La souche qui alimente l'épidémie au Yémen est similaire à celle qui a été observée pour la première fois en Asie du Sud en 2012 et qui s'est répandue dans le monde entier, mais elle n'est pas arrivée directement d'Asie du Sud ou du Moyen-Orient. Avant d'arriver au Yémen, la souche circulait et provoquait des épidémies en Afrique de l'Est en 2013 et 2014.

Les experts avaient pensé que les épidémies au Yémen avaient été causées par deux souches différentes, mais l'étude a révélé qu'elles étaient imputables à la même souche qui est entrée au Yémen en 2016. Une autre découverte inattendue est que la souche de choléra au Yémen est sensible à de nombreux antibiotiques - la plupart des épidémies sont résistantes à plusieurs antibiotiques.

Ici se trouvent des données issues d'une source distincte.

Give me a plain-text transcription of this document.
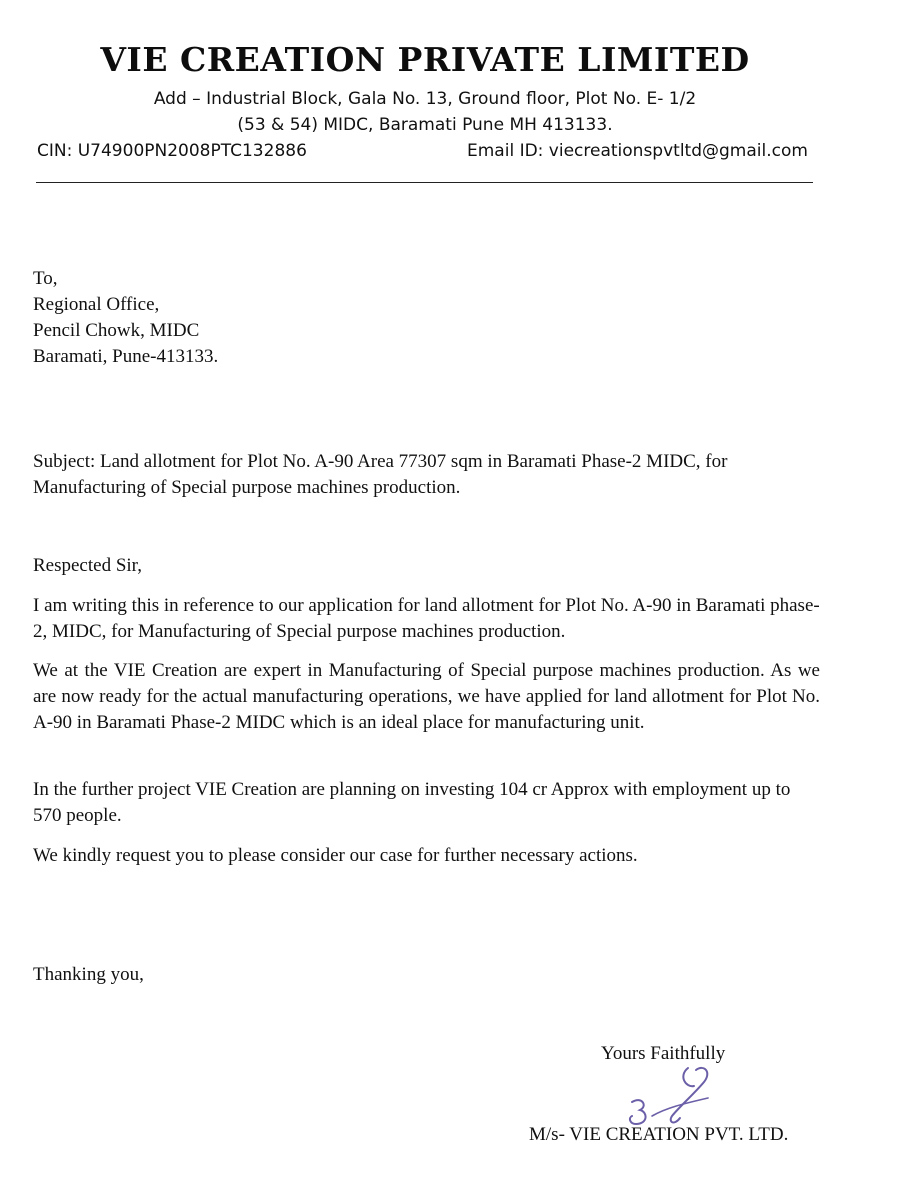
VIE CREATION PRIVATE LIMITED
Add – Industrial Block, Gala No. 13, Ground floor, Plot No. E- 1/2
(53 & 54) MIDC, Baramati Pune MH 413133.
CIN: U74900PN2008PTC132886	Email ID: viecreationspvtltd@gmail.com
To,
Regional Office,
Pencil Chowk, MIDC
Baramati, Pune-413133.
Subject: Land allotment for Plot No. A-90 Area 77307 sqm in Baramati Phase-2 MIDC, for Manufacturing of Special purpose machines production.
Respected Sir,
I am writing this in reference to our application for land allotment for Plot No. A-90 in Baramati phase-2, MIDC, for Manufacturing of Special purpose machines production.
We at the VIE Creation are expert in Manufacturing of Special purpose machines production. As we are now ready for the actual manufacturing operations, we have applied for land allotment for Plot No. A-90 in Baramati Phase-2 MIDC which is an ideal place for manufacturing unit.
In the further project VIE Creation are planning on investing 104 cr Approx with employment up to 570 people.
We kindly request you to please consider our case for further necessary actions.
Thanking you,
Yours Faithfully
M/s- VIE CREATION PVT. LTD.
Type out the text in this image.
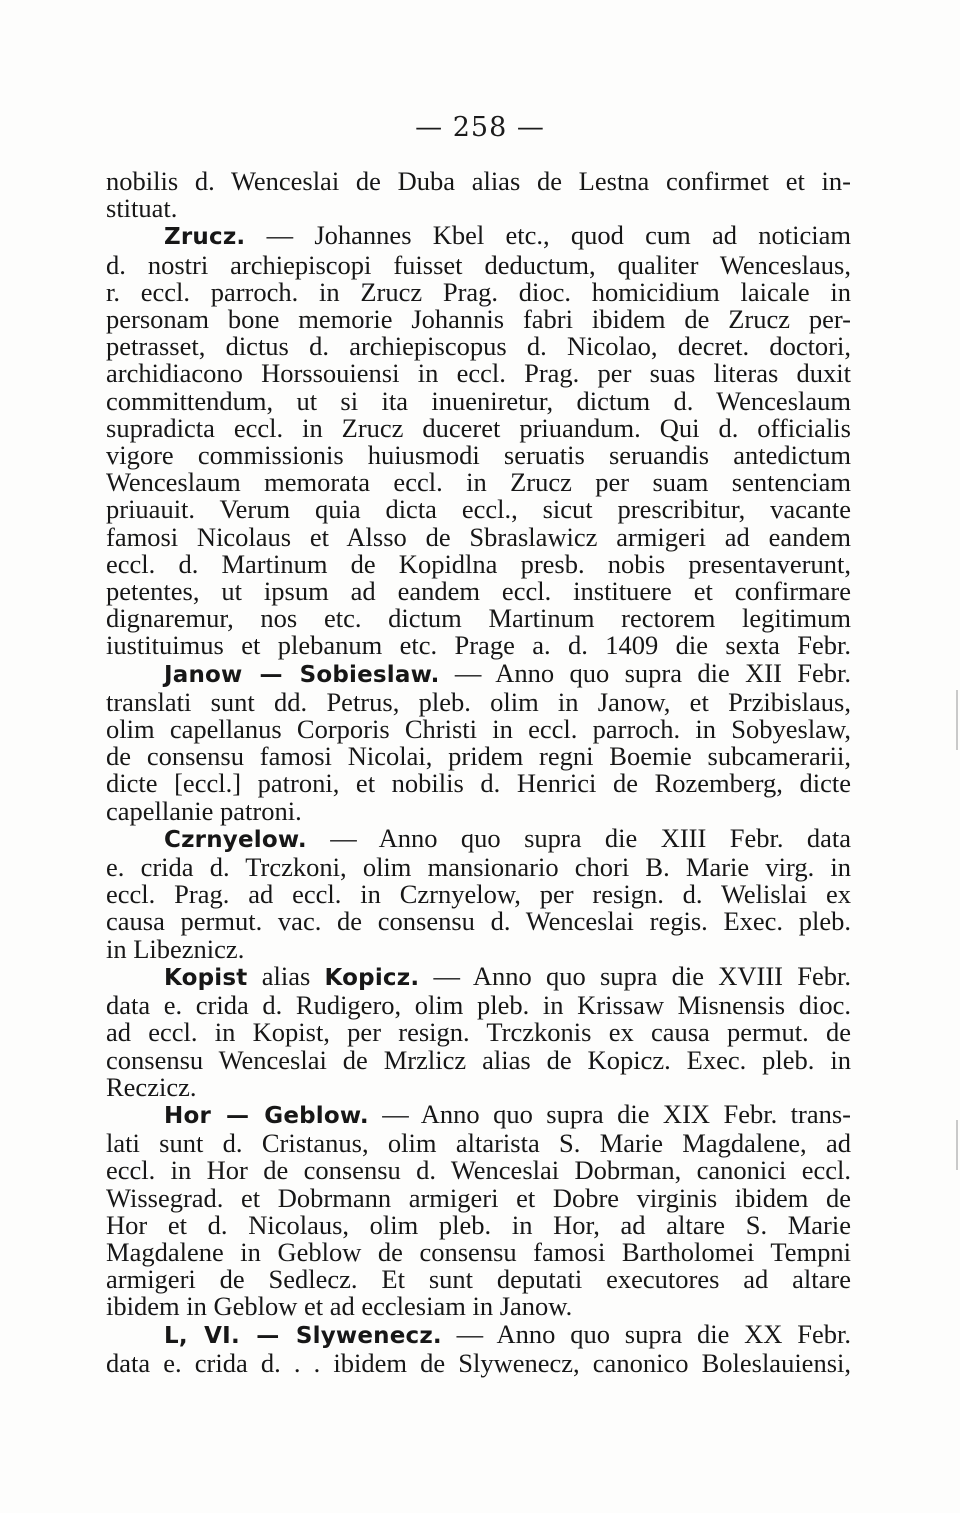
— 258 —
nobilis d. Wenceslai de Duba alias de Lestna confirmet et in-
stituat.
Zrucz. — Johannes Kbel etc., quod cum ad noticiam
d. nostri archiepiscopi fuisset deductum, qualiter Wenceslaus,
r. eccl. parroch. in Zrucz Prag. dioc. homicidium laicale in
personam bone memorie Johannis fabri ibidem de Zrucz per-
petrasset, dictus d. archiepiscopus d. Nicolao, decret. doctori,
archidiacono Horssouiensi in eccl. Prag. per suas literas duxit
committendum, ut si ita inueniretur, dictum d. Wenceslaum
supradicta eccl. in Zrucz duceret priuandum. Qui d. officialis
vigore commissionis huiusmodi seruatis seruandis antedictum
Wenceslaum memorata eccl. in Zrucz per suam sentenciam
priuauit. Verum quia dicta eccl., sicut prescribitur, vacante
famosi Nicolaus et Alsso de Sbraslawicz armigeri ad eandem
eccl. d. Martinum de Kopidlna presb. nobis presentaverunt,
petentes, ut ipsum ad eandem eccl. instituere et confirmare
dignaremur, nos etc. dictum Martinum rectorem legitimum
iustituimus et plebanum etc. Prage a. d. 1409 die sexta Febr.
Janow — Sobieslaw. — Anno quo supra die XII Febr.
translati sunt dd. Petrus, pleb. olim in Janow, et Przibislaus,
olim capellanus Corporis Christi in eccl. parroch. in Sobyeslaw,
de consensu famosi Nicolai, pridem regni Boemie subcamerarii,
dicte [eccl.] patroni, et nobilis d. Henrici de Rozemberg, dicte
capellanie patroni.
Czrnyelow. — Anno quo supra die XIII Febr. data
e. crida d. Trczkoni, olim mansionario chori B. Marie virg. in
eccl. Prag. ad eccl. in Czrnyelow, per resign. d. Welislai ex
causa permut. vac. de consensu d. Wenceslai regis. Exec. pleb.
in Libeznicz.
Kopist alias Kopicz. — Anno quo supra die XVIII Febr.
data e. crida d. Rudigero, olim pleb. in Krissaw Misnensis dioc.
ad eccl. in Kopist, per resign. Trczkonis ex causa permut. de
consensu Wenceslai de Mrzlicz alias de Kopicz. Exec. pleb. in
Reczicz.
Hor — Geblow. — Anno quo supra die XIX Febr. trans-
lati sunt d. Cristanus, olim altarista S. Marie Magdalene, ad
eccl. in Hor de consensu d. Wenceslai Dobrman, canonici eccl.
Wissegrad. et Dobrmann armigeri et Dobre virginis ibidem de
Hor et d. Nicolaus, olim pleb. in Hor, ad altare S. Marie
Magdalene in Geblow de consensu famosi Bartholomei Tempni
armigeri de Sedlecz. Et sunt deputati executores ad altare
ibidem in Geblow et ad ecclesiam in Janow.
L, VI. — Slywenecz. — Anno quo supra die XX Febr.
data e. crida d. . . ibidem de Slywenecz, canonico Boleslauiensi,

« Cette étude illustre une nouvelle fois la nécessité d’associer données épidémiologiques et données de laboratoire pour suivre la circulation des souches et mieux contrôler le choléra. » insiste Marie-Laure Quilici. Ces nouveaux résultats confirment en effet la pertinence des analyses génomiques pour appréhender les voies de migrations du choléra et avoir une vision globale de la situation.

* Certaines publication citent le chiffre de 2500 décès.